First of all, there are few, I think 1-1 and they’re doing much better than those, having the 2-1 or 2-2 form. And we need also to understand that, even though that looks very simple, say, oh, you are 1-1, 2-1 or 2-2, but the proteoform, the variant forming the different protein there assemblies, it is different between ME and healthy people that, being 2-1 or 2-2 , and we don’t know why.
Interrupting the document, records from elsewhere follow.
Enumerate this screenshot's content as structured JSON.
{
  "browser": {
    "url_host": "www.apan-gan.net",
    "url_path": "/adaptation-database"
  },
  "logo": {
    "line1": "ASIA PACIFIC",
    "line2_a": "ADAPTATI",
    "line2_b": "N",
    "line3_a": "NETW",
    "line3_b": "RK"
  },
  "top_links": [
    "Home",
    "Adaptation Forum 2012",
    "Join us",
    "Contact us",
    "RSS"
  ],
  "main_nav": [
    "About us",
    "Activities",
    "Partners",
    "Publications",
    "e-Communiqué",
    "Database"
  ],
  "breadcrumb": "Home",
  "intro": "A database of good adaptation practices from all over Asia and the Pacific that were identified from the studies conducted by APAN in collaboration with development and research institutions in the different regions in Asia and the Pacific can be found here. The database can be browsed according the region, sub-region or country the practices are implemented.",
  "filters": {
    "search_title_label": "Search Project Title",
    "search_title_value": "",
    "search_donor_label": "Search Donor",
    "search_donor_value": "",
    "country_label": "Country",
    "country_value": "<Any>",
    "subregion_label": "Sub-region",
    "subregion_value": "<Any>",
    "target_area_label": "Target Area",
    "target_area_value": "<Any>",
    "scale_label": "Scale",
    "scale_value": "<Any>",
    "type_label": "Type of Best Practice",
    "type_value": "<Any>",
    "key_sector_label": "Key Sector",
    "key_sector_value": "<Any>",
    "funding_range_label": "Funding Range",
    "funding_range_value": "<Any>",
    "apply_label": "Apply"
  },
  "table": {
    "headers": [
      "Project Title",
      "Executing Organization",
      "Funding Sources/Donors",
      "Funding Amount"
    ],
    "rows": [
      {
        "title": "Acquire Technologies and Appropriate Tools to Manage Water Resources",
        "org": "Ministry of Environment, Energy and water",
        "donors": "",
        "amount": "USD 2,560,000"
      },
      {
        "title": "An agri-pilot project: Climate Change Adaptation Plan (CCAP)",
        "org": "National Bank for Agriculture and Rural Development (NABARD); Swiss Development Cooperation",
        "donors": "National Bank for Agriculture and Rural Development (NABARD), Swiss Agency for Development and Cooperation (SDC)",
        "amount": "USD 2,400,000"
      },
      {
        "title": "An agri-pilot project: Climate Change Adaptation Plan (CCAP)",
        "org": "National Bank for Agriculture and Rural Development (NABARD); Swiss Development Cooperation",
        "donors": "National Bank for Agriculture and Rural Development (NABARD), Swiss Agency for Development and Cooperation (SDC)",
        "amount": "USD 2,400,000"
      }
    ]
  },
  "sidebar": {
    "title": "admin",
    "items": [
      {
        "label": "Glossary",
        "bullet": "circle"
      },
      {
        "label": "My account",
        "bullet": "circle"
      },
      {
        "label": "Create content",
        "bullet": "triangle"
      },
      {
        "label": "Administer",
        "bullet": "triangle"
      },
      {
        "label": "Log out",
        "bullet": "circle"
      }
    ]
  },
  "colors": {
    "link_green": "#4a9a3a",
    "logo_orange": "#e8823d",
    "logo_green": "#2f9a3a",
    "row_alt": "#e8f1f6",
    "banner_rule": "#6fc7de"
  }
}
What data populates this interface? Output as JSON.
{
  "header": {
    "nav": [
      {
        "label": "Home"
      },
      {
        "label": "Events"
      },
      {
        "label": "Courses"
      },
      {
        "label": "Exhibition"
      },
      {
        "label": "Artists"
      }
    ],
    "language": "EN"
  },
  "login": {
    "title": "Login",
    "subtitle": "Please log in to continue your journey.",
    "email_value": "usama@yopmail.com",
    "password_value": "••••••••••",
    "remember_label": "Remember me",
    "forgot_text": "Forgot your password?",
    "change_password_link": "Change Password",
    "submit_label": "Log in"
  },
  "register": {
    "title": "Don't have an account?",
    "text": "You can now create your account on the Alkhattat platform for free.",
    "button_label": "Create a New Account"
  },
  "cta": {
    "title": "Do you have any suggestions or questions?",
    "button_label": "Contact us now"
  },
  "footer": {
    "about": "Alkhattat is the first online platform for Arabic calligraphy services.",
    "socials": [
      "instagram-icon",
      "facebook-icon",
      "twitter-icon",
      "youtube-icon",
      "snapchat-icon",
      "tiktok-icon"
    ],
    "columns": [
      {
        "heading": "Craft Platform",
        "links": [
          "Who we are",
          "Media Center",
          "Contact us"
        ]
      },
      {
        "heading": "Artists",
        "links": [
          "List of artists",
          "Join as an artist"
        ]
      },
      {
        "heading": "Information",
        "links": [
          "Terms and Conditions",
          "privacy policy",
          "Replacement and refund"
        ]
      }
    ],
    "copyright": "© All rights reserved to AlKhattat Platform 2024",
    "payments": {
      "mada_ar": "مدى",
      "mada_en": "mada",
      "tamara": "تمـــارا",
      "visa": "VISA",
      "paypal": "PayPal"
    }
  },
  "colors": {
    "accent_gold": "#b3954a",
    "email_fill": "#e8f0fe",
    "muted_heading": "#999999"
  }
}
So, so there is something also inside the body, inside the cells that is contributing to altering. So probably maybe some post rational modifications that can add some, some additional. In that case, we suspect it’s not glycosylation, but it’s something else. So, so again, if we understand that we might have a more precise solution for the individual.

And, and as you mentioned also FGF 21. It is also, important molecule that is not, I don’t think it’s a causal factor, but it’s a certainly what we call a disease modifying factor. And again, depending your background, if you’re suffering of ME or ME plus FM or having only fibromyalgia FM, being low or high will modify your disease.

And, and the solution that we can propose to normalize your FGF 21 will be different. And again, we are, we need to stick with precision medicine for this complex disease. There is no way that we can, we can find the magic bullet to everyone. I don’t think that will be possible because clinically speaking or molecularly speaking, we can separate patients.

There’s a good reason for that. And, and rest assured is not to make sure people. We don’t, we don’t want to make sure that anyone will be between two chair. We are taking care of everyone, but because we are sensitive to their safety and we want to propose a virtually the most efficient way to treat them, we need to integrate precision medicine.

Dr. Danielle Meadows: Absolutely. I think that that’s it. That’s a great thing to wrap us up on is, you know, the emphasis on working toward precision medicine to try to get everyone better as quickly and as best as we can. So thank you both so much for taking the time to talk to me today. I think we got some really good discussion on how both of your work is fitting in with each other and with, you know, other research going on in the field.

And I will leave it there. Thank you. Thank you, Danielle. Thank you, Danielle. Thank you, Alain.